What makes the group special, McGhee said, is that they incorporate humor and don’t try to point fingers during their performance. McGhee said the performers try to capture a moment, let the audience look at it, feel it, think about it and then move on.

“We want to be entertaining, but nonetheless, have them learn,” McGhee said. “We infuse humor, and show that even during these most difficult times, people had a sense of humor and ways to laugh at their conditions and situation. We take the audience up and bring them down and try not to be intimidating or confrontational with the way we present the material.”

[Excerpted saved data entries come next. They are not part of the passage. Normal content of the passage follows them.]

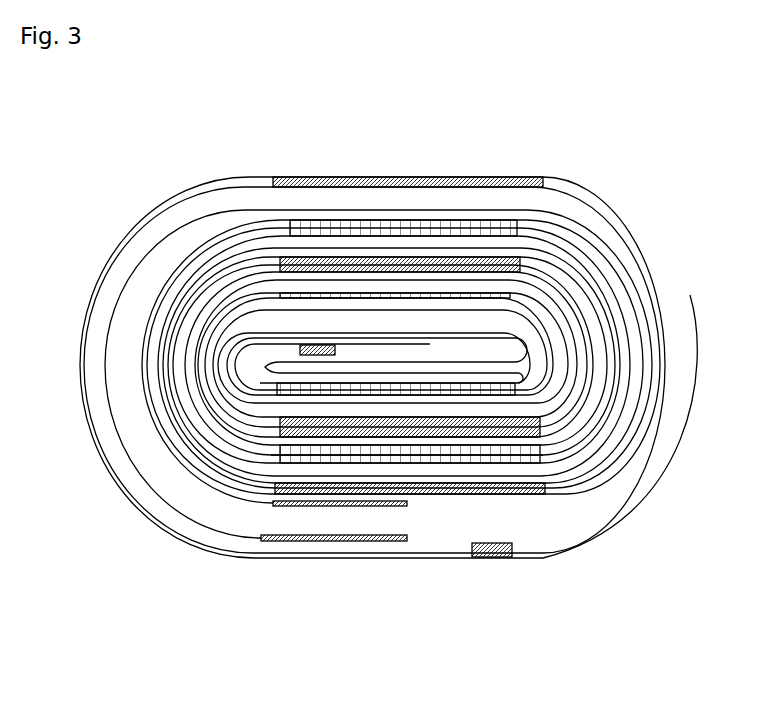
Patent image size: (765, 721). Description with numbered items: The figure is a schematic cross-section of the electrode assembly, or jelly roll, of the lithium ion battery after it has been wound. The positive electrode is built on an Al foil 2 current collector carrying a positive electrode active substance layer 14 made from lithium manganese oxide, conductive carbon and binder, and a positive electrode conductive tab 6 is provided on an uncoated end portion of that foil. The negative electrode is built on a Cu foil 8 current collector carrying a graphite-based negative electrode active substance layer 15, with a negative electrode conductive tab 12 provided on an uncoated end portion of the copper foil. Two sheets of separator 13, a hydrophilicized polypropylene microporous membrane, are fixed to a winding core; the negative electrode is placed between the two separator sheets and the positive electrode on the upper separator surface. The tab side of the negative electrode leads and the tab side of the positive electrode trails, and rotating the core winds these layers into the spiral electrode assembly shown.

The Al foil 2 is at (595, 540).
The positive electrode conductive tab 6 is at (487, 557).
The Cu foil 8 is at (200, 380).
The negative electrode conductive tab 12 is at (320, 345).
The separator 13 is at (168, 245).
The positive electrode active substance layer 14 is at (482, 178).
The negative electrode active substance layer 15 is at (283, 450).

McGhee grew up in Liberty, Miss., and his family moved to Chicago when he was 13. He came to Iowa for his education, earning degrees in political science, theater/speech and postsecondary education at Cornell College in Mount Vernon before attending Drake University for law school. As a young adult, McGhee earned some acclaim doing summer stock in Chicago, but when it came time to make a decision on his future, he saw that he was headed to the judge’s bench all along.

“When I was a child growing up in Mississippi, my mother worked for a guy who was a justice of the peace,” he said. “I used to see how he worked with people, and I made up my mind that I wanted to be a judge, even though it was just a child’s dream in those days.”

In addition to performing for audiences with the Langston Hughes players and occasionally directing a show for the Drama Workshop, most recently “Ain’t Misbehaving,” McGhee also takes time to speak to groups of young adults through local programs, including the Youth Defender Program, PACE juvenile center and Urban Dreams. Last month, McGhee received the Heritage Legacy Award from I’ll Make Me a World In Iowa for his commitment to foster change in African-American communities.

“I enjoy talking with young people, and I always tell them that no matter where you come from, or who your mommy and daddy are, you can do anything you want to if you believe,” McGhee said. “A philosophy that I live by is ‘believe that something is possible and then you can achieve.’ I tell them racism is nothing more than a pebble in the road, and if you are strong enough, you can kick it, step on it or move it around.”

McGhee often addresses racism in his discussions with young African-American adults, encouraging them to apply his philosophy that anything is possible.

Whether he’s in the courtroom, acting or directing or talking with young adults, McGhee draws encouragement from knowing that he has touched lives and given back to the community that has embraced him, his wife and their two children.

“Like in this job, when somebody comes up to me and says, ‘Sir, you really caused me to turn my life around,’ that’s the same kind of feeling I get when someone says, ‘Your performance touched me. I understand things now.’ My dad always said that if you had one good friend, a couple of kids to love you and if you made a difference in one or two lives, then your life has been successful, and I’m hoping that I have been successful.”